Monday, February 25, 2013

OpenCL matrix multiplication

During the past week Adam has been focusing on course work, including the Embedded Parallel Computing course for which an OpenCL implementation of matrix multiplication was developed. While OpenCL shares many similarities with CUDA, using the bare API does require writing a lot of boilerplate code. For example, configuring a kernel function for execution on a GPU device requires explicitly connecting to the device, fetching its ID, creating a compute context and a command queue to which the kernel call will be enqueued. Before this can be done, each kernel function parameter needs to be set by an individual function call! Compared to this, in CUDA, it suffices to annotate the kernel function call with an execution configuration, which for simple programs can amount to a one-liner:

kernel_name <<< blocksInGrid, threadsInBlock >>> (x,y,z)

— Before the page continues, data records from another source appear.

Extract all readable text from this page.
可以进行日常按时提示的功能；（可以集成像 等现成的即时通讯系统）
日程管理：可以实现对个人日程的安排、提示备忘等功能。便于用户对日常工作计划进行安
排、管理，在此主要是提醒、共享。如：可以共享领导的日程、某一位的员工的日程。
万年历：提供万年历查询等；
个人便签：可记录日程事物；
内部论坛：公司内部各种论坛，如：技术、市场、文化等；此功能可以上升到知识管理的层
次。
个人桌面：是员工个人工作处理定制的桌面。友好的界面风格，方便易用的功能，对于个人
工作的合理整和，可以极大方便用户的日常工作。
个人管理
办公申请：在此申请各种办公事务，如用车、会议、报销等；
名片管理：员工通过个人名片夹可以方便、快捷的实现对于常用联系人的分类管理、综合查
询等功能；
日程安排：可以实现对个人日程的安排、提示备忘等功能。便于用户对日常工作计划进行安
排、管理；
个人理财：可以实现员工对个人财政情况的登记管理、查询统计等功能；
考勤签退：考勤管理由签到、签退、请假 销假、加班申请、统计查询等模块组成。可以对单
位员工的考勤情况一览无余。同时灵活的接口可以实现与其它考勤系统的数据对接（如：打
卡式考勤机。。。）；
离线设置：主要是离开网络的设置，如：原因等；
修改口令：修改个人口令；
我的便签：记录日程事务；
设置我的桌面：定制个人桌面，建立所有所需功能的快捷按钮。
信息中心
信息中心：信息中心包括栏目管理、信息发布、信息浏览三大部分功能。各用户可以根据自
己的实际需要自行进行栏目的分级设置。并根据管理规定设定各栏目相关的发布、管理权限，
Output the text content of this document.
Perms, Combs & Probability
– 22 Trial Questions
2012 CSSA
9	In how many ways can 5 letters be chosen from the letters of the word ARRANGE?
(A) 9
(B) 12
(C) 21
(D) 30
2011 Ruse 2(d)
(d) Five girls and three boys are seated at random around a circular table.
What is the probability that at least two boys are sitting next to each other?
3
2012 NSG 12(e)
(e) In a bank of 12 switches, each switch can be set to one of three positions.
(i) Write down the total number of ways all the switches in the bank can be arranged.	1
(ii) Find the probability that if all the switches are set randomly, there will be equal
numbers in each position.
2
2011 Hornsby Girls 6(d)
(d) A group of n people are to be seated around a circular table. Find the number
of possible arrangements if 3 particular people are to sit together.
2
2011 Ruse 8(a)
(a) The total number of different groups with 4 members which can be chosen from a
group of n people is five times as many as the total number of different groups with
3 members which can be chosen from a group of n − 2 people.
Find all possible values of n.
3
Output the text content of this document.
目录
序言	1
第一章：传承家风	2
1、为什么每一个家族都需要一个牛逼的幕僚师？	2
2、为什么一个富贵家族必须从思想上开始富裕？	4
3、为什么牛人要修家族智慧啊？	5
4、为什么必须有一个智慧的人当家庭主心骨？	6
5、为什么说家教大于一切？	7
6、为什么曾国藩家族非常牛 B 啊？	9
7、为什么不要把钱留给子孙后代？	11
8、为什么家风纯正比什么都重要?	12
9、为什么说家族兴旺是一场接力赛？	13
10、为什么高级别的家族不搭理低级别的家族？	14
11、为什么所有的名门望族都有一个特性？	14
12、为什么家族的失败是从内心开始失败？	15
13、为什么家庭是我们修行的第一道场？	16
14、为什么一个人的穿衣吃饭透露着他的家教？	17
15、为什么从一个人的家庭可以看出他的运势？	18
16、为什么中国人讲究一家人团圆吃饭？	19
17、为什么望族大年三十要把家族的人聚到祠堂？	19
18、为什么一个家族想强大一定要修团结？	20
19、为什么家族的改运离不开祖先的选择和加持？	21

The rest of the application, including host as well as kernel code, is more similar, and OpenCL does provide some convenience functions which are not present in CUDA, for example get_global_id(x), which does the same thing as CUDA's ubiquitous blockIdx.x * blockDim.x + threadIdx.x incantation (calculating a thread's global identifier). The additional effort of an OpenCL implementation does however translate to portability, meaning that code written for one GPU has a good chance of running on another GPU or even on some other platforms, though without any guarantees with respect to performance. Also, recent developments in libraries and bindings such as SimpleOpenCL or PyOpenCL could give many of the benefits of CUDA (perhaps more) while retaining most of OpenCL's portability.